Em abril deste ano, o governo federal decidiu não reabrir a pesca de arrasto no Rio Grande do Sul por meio da Portaria SAP/Mapa nº 115, até a implementação de um plano para sua retomada “sustentável”.

“Até o momento, a Secretaria de Pesca e Aquicultura não liberou a pesca de arrasto no Rio Grande do Sul, permitida pela liminar do ministro Kassio Nunes Marques, justamente porque precisamos de mais alguns subsídios do setor produtivo e da FAO para essa retomada”, afirmou o secretário da Pesca Jorge Seif Jr. “Se a pesca de arrasto for considerada danosa, destrutiva, sem condições de ser sustentável, vamos sim acatar a proibição, porque queremos o melhor para os nossos mares”, disse. A FAO é o braço da ONU para a Alimentação e a Agricultura, e conduz o projeto Rebyc, base para a proposta do governo federal de “retomada sustentável”, no qual o governo investiu R$ 5 milhões.

Cabe ressaltar que tramita no Senado o Projeto de Decreto Legislativo (PDL) n° 206/2021, que prevê a suspensão dessa mesma Portaria do Executivo. “Estamos aqui nesta audiência para compilar subsídios para o debate desse tema na Comissão e, mais tarde, no Plenário”, explicou o senador Lasier Martins. O PDL, de iniciativa dos senadores Paulo Rocha (PT/PA), Jaques Wagner (PT/BA), Zenaide Maia (PROS/RN) e Humberto Costa (PT/PE), tem como justificativa o fato do plano do Executivo não apresentar as condições mínimas de garantir a sustentabilidade da pesca de arrasto na costa gaúcha.

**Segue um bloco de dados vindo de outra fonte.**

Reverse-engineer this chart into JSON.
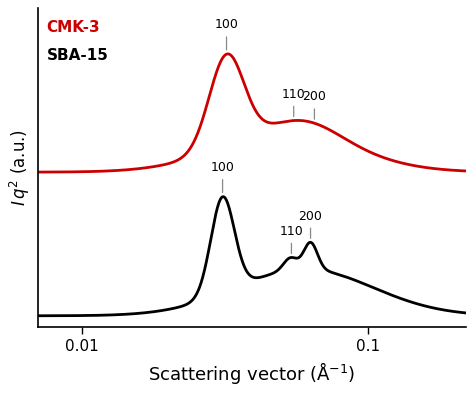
{
  "background_color": "#ffffff",
  "cmk3_color": "#cc0000",
  "sba15_color": "#000000",
  "legend_cmk3": "CMK-3",
  "legend_sba15": "SBA-15",
  "xlim": [
    0.007,
    0.22
  ],
  "q100_cmk3": 0.032,
  "q110_cmk3": 0.055,
  "q200_cmk3": 0.065,
  "q100_sba": 0.031,
  "q110_sba": 0.054,
  "q200_sba": 0.063,
  "ann_fontsize": 9,
  "legend_fontsize": 11,
  "xlabel_fontsize": 13,
  "ylabel_fontsize": 12
}
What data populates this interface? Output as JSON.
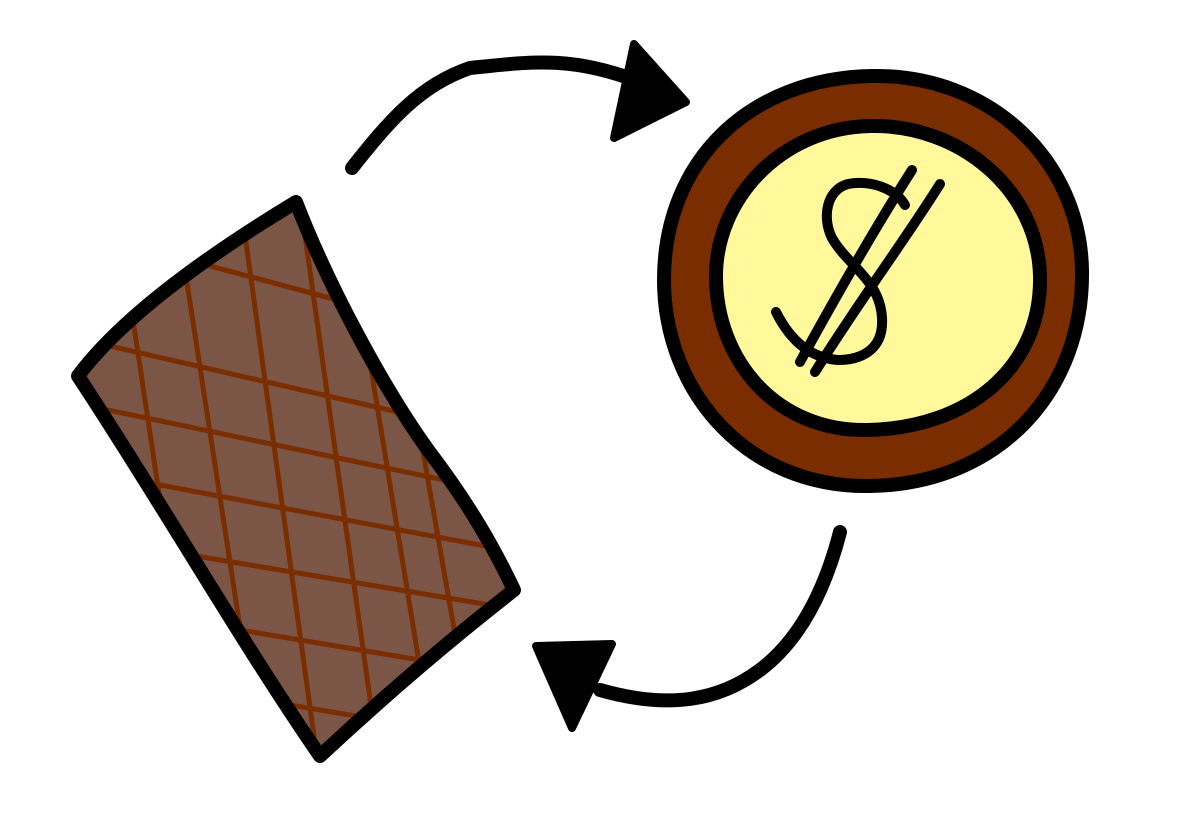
{
  "illustration": {
    "items": [
      {
        "name": "chocolate-bar",
        "icon": "chocolate-bar-icon"
      },
      {
        "name": "coin",
        "icon": "dollar-coin-icon",
        "symbol": "$"
      }
    ],
    "arrows": [
      {
        "name": "arrow-bar-to-coin",
        "icon": "curved-arrow-icon"
      },
      {
        "name": "arrow-coin-to-bar",
        "icon": "curved-arrow-icon"
      }
    ]
  },
  "colors": {
    "background": "#ffffff",
    "outline": "#000000",
    "chocolate_fill": "#7b5646",
    "chocolate_grid": "#7a2e00",
    "coin_rim": "#7a2e00",
    "coin_face": "#fff99c"
  }
}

A audiência pública se encerrou com um questionamento do deputado Zé Nunes dirigido à SAP e a Seif Jr. Ele perguntou se haveria empenho por parte do órgão e do próprio secretário da Pesca no sentido de agilizar o julgamento da ADI pelo STF “para pacificar esta questão”. Seif se comprometeu positivamente. “Eu creio que nós vivemos num país democrático e que precisamos respeitar as instituições. Então, tudo o que for para ampla discussão, democraticamente, e que tire, dirima todas as questões, os conflitos, nós apoiamos, sim, senhor”, concluiu ele.